Fuimos a ver a Sebastián González Regalado en sus oficinas de la Calle Negrín, en Sabana Grande. A Sebastián no le cayó muy bien la proposición de “Caremis”, que yo fuera a México para hacer un reportaje de Cantinflas ganadero. Sabía, por experiencia, que estas cosas de traer las corridas de toros del extranjero había que hacerlas sin mucho ruido evitando lo imprevisto, los imponderables, inoportuna difusión y, en especial, el testimonio de los periodistas. Además, Sebastián no sabía quién era yo, no me conocía, ignoraba cuál era mi verdadero propósito de viajar en el avión en el que viajarían los toros. Sin embargo Sebastián González no me cerró las puertas, como hubiera aconsejado la prudencia, más bien indicó la fecha aproximada del apartado de los toros en el campo y me dijo que aún no sabía cómo ni cuándo los embarcaría, porque que además de la corrida de Moreno Reyes habían otros encierros que se iban a lidiar en la Feria de Valencia.

Salí un poco desorientado de la entrevista con Sebastián González, ya que no se concretó nada del viaje en el avión que buscaría las corridas para Feria de la Naranja de Valencia. Aunque seguía decidido ir a México. No era cualquier cosa tener la oportunidad para entrevistar a Mario Moreno “Cantinflas”, como ganadero de reses bravas.

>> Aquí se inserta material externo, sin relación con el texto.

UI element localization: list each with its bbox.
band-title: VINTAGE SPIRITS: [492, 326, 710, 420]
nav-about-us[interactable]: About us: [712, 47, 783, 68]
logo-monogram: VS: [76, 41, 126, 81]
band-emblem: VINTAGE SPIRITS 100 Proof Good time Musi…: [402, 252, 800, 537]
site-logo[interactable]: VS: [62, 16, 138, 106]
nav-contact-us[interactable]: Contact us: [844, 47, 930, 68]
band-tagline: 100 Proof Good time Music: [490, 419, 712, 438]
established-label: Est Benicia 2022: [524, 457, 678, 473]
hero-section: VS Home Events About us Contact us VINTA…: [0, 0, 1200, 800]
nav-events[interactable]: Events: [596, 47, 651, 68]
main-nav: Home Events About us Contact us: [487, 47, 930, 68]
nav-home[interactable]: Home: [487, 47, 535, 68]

Sin otro contacto que el teléfono de Antonio Velásquez y las señas de Rafael Báez marché a México en un vuelo de Viasa. Ochocientos treinta y dos bolívares, ida y vuelta a Ciudad de México. En el Aeropuerto Internacional “Benito Juárez” de la gran ciudad, me esperaba Carlos Málaga “El Sol”, convaleciente de una fractura en el brazo derecho. Esa misma tarde luego de comernos unos tacos muy picosos a la vera de un costado de la Monumental, cuyo fuego apagamos con unas cervezas, fuimos en compañía de Rafael Velásquez, hijo menor de Antonio a la Plaza México.

 

La novillada tenía como base del cartel a Alfredo Acosta, hasta ese día el triunfador de la temporada organizada por la empresa del doctor Alfonso Gaona y el más destacado de los novilleros aquel año de 1969. Me impresionó el colosal coso. Ver la plaza, sentirla, escucharla fue una impresión inolvidable. Aquel día inicié mi romance con la mole de concreto, con ese hueco ruidoso que es el “Embudo de Insurgentes”, la plaza más grande del mundo, la que me dio un extraño aliento y se hizo mi gran amiga desde el primer momento.  Amigos seríamos, porque en sus entrañas, recreándome con su historia, comprendería mucho el laberinto de la fiesta de los toros, porque así fue que todo comenzó..

1 comentario:

  1. Una maravilla, Maestro. Por otra parte con la forma del "thriller". Chandler y Hammett no lo escribirían mejor.